In spite of her blindness, Kan explained, word of her beauty had spread far and wide during the previous emperor’s reign. He had ordered that she join his harem and that her family be compensated.
“She was very young then, and she cast a spell on the emperor. Ningzong’s father no longer had eyes for any of his other concubines. He obsessed over Blue Iris, and he took pleasure in her to the point of exhaustion. When he became ill, he appointed her Imperial nüshi. He was old, and he suffered from numerous ailments, but she saw to it that he lay with concubines frequently—if anything more often than before—and that he had the queen once a month. She was in charge of leading them to the royal bedchamber, placing the ritual silver ring on their right hand, undressing them, spraying Essence of Jade on them, and then witnessing the act itself.” Kan seemed to be conjuring the scene in his mind. “Though blind, they said she enjoyed being there.”

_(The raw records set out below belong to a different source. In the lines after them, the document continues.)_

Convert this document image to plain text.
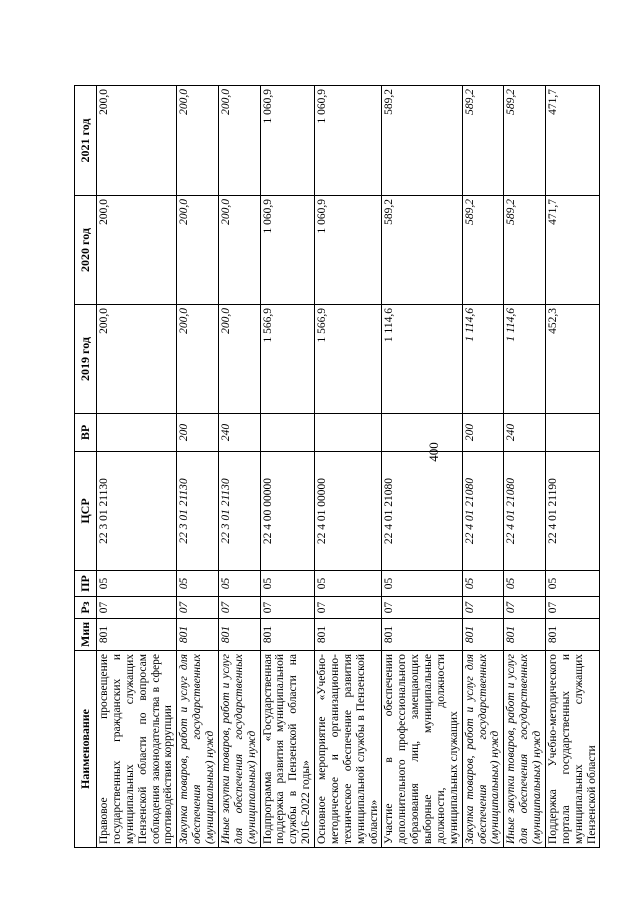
400
Наименование	Мин	Рз	ПР	ЦСР	ВР	2019 год	2020 год	2021 год
Правовое просвещение государственных гражданских и муниципальных служащих Пензенской области по вопросам соблюдения законодательства в сфере противодействия коррупции	801	07	05	22 3 01 21130		200,0	200,0	200,0
Закупка товаров, работ и услуг для обеспечения государственных (муниципальных) нужд	801	07	05	22 3 01 21130	200	200,0	200,0	200,0
Иные закупки товаров, работ и услуг для обеспечения государственных (муниципальных) нужд	801	07	05	22 3 01 21130	240	200,0	200,0	200,0
Подпрограмма «Государственная поддержка развития муниципальной службы в Пензенской области на 2016–2022 годы»	801	07	05	22 4 00 00000		1 566,9	1 060,9	1 060,9
Основное мероприятие «Учебно-методическое и организационно-техническое обеспечение развития муниципальной службы в Пензенской области»	801	07	05	22 4 01 00000		1 566,9	1 060,9	1 060,9
Участие в обеспечении дополнительного профессионального образования лиц, замещающих выборные муниципальные должности, должности муниципальных служащих	801	07	05	22 4 01 21080		1 114,6	589,2	589,2
Закупка товаров, работ и услуг для обеспечения государственных (муниципальных) нужд	801	07	05	22 4 01 21080	200	1 114,6	589,2	589,2
Иные закупки товаров, работ и услуг для обеспечения государственных (муниципальных) нужд	801	07	05	22 4 01 21080	240	1 114,6	589,2	589,2
Поддержка Учебно-методического портала государственных и муниципальных служащих Пензенской области	801	07	05	22 4 01 21190		452,3	471,7	471,7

Blue Iris had given up her position when Ningzong came to power, and she went on to run her inherited business with a fist of iron. The man she married, according to Kan, had also been bewitched.

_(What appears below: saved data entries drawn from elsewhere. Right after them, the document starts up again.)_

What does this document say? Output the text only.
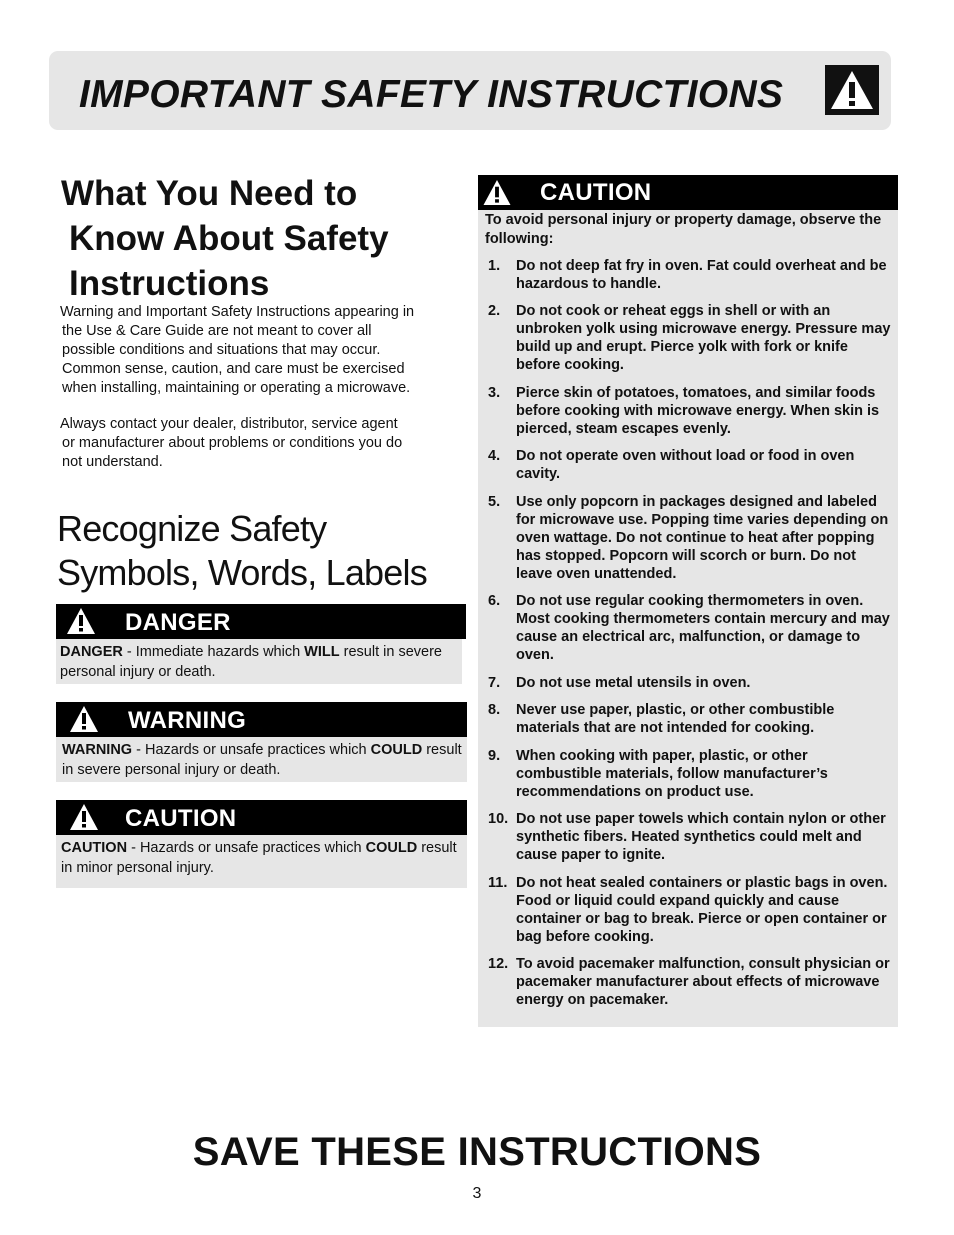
IMPORTANT SAFETY INSTRUCTIONS
What You Need to
Know About Safety
Instructions
Warning and Important Safety Instructions appearing in
the Use & Care Guide are not meant to cover all
possible conditions and situations that may occur.
Common sense, caution, and care must be exercised
when installing, maintaining or operating a microwave.
Always contact your dealer, distributor, service agent
or manufacturer about problems or conditions you do
not understand.
Recognize Safety
Symbols, Words, Labels
DANGER
DANGER - Immediate hazards which WILL result in severe personal injury or death.
WARNING
WARNING - Hazards or unsafe practices which COULD result in severe personal injury or death.
CAUTION
CAUTION - Hazards or unsafe practices which COULD result in minor personal injury.
CAUTION
To avoid personal injury or property damage, observe the following:
1. Do not deep fat fry in oven. Fat could overheat and be hazardous to handle.
2. Do not cook or reheat eggs in shell or with an unbroken yolk using microwave energy. Pressure may build up and erupt. Pierce yolk with fork or knife before cooking.
3. Pierce skin of potatoes, tomatoes, and similar foods before cooking with microwave energy. When skin is pierced, steam escapes evenly.
4. Do not operate oven without load or food in oven cavity.
5. Use only popcorn in packages designed and labeled for microwave use. Popping time varies depending on oven wattage. Do not continue to heat after popping has stopped. Popcorn will scorch or burn. Do not leave oven unattended.
6. Do not use regular cooking thermometers in oven. Most cooking thermometers contain mercury and may cause an electrical arc, malfunction, or damage to oven.
7. Do not use metal utensils in oven.
8. Never use paper, plastic, or other combustible materials that are not intended for cooking.
9. When cooking with paper, plastic, or other combustible materials, follow manufacturer’s recommendations on product use.
10. Do not use paper towels which contain nylon or other synthetic fibers. Heated synthetics could melt and cause paper to ignite.
11. Do not heat sealed containers or plastic bags in oven. Food or liquid could expand quickly and cause container or bag to break. Pierce or open container or bag before cooking.
12. To avoid pacemaker malfunction, consult physician or pacemaker manufacturer about effects of microwave energy on pacemaker.
SAVE THESE INSTRUCTIONS
3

“She’s got something she can turn on to drive men wild. You never know, she might even decide to cast a spell on you!”
Cí considered Kan’s words. He had no time for ideas of witchcraft, but it was true that he couldn’t get Blue Iris out of his mind. There was something about her; he felt his thoughts begin to get tangled as he pictured her…He shook his head to clear his mind.
“And the bronze maker?” asked Cí.
“He seemed nervous when we said good-bye,” said Kan. “I asked him about the new alloy he was working on, the one he kept going on about. You obviously noticed he was a show-off, but I had no idea someone would want to kill him.”
“Not Blue Iris?”
“That’s for you to work out.”
29
You never know, she might even decide to cast a spell on you!

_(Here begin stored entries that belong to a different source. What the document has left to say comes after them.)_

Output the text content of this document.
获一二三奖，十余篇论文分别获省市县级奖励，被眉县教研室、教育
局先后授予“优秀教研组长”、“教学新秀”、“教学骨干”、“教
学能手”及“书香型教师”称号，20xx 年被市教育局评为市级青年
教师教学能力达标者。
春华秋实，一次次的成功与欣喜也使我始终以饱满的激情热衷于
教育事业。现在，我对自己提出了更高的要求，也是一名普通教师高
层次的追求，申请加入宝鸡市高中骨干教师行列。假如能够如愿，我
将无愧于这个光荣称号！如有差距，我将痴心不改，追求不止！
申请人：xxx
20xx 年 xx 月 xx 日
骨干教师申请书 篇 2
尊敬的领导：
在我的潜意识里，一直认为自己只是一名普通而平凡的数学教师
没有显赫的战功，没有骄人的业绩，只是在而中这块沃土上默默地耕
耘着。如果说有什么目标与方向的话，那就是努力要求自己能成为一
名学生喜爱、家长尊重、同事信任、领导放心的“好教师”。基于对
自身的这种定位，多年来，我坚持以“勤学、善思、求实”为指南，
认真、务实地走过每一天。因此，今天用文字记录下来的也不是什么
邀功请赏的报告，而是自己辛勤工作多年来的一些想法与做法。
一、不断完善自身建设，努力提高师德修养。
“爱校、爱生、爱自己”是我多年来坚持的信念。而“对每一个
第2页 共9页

These words played on Cí’s mind as he tried to concentrate on the job at hand. But he kept picturing Blue Iris’s delicate features, hearing her sonorous voice, and, above all, feeling those gray eyes on him.
Maybe his fascination had something to do with how capable Blue Iris was in spite of her disability, or how well she hid what were essentially scars, or how cool she’d been with Kan…He had to focus on the murder cases. And the fact Gray Fox would be back any day now. The potential implications of his return immediately concentrated Cí’s mind.
He decided to split the investigation into parts. He needed to address the remaining questions about the earlier murders, and he had to advance his investigation of the bronze maker’s murder by visiting his workshop and the location where the corpse had been found.
First he would try for some answers about the earlier murders. He had the portrait of the younger corpse to use, but he could hardly take that around Lin’an. Where could those tiny, poppy-seed scars on his face have come from? They didn’t look to him anything like the marks from an illness, so the only other thing he could think of was that they were scars from an accident. But what kind of accident? Surely, whatever the cause, the scars were a testament to pain. And if the man had been in pain, there was a good chance he would have gone to a pharmacy or a hospital.